Andrew Briggs - Towards Belonging: Negotiating New Relationships for Adopted Children and Those in Care

Abstract

Mental health practitioners recognize that a sense of belonging is, as discussed in the Introduction, critical to humans attaining and maintaining a sense of emotional well-being and good mental health (Anant, 1966). The title of this book—Towards Belonging—is intended to convey belonging as a state of being that is achieved through the development of a relationship. The ideas and questions raised in this chapter derive from the referrals of children in care or adopted whom I have seen for psychotherapy when working in CAMHS. The common experience for most of these children and young people is removal from their birth parents and placement with families who are strangers. This stark fact of movement has a huge emotional consequence, as the child is separated from the family he belongs to biologically and is placed with people for whom this link will never exist. Theoretically, this dramatic transition raises many important issues as far as a child’s development is concerned.
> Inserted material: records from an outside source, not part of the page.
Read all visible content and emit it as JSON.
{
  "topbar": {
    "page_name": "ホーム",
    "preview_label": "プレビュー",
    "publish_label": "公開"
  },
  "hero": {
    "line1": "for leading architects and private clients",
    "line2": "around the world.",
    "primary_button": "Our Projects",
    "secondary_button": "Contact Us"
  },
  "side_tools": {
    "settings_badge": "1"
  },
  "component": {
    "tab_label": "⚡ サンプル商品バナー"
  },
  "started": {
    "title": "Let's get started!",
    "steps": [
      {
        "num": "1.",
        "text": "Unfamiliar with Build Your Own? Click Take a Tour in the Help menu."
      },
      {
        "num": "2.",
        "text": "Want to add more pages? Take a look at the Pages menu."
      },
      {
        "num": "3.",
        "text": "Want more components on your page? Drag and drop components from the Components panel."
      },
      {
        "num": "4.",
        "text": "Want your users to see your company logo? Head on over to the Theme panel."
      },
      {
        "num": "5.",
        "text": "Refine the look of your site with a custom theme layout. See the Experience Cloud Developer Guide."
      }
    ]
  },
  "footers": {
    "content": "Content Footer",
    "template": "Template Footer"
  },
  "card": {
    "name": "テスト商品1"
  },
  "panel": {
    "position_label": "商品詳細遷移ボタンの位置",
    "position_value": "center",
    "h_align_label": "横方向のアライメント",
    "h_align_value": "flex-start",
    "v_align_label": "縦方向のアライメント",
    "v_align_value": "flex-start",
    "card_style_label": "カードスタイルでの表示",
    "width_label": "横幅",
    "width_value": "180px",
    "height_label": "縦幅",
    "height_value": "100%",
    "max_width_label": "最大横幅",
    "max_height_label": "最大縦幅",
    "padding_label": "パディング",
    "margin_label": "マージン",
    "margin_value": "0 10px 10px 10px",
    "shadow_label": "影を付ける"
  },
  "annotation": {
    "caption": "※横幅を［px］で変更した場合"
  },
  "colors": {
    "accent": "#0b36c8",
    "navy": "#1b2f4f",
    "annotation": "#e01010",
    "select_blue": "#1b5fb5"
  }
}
For attachment theorists, and especially those with a focus on neuroscience, the broken link with the primary caregiver represents an opportunity for a very serious disruption in neuro-developmental terms, leading to difficulties with attachment to new caregivers. For some, however, due to the primary caregiver’s own difficulties, the link was already broken 20before the child’s removal. For psychoanalytic thinkers, one consequence of this broken link is the opportunity for the development of severely unwell states of mind. This is due to the breaking of the container–contained relationship. For some children, a prior breakdown in this relationship does not bode well for this containment by a new relationship.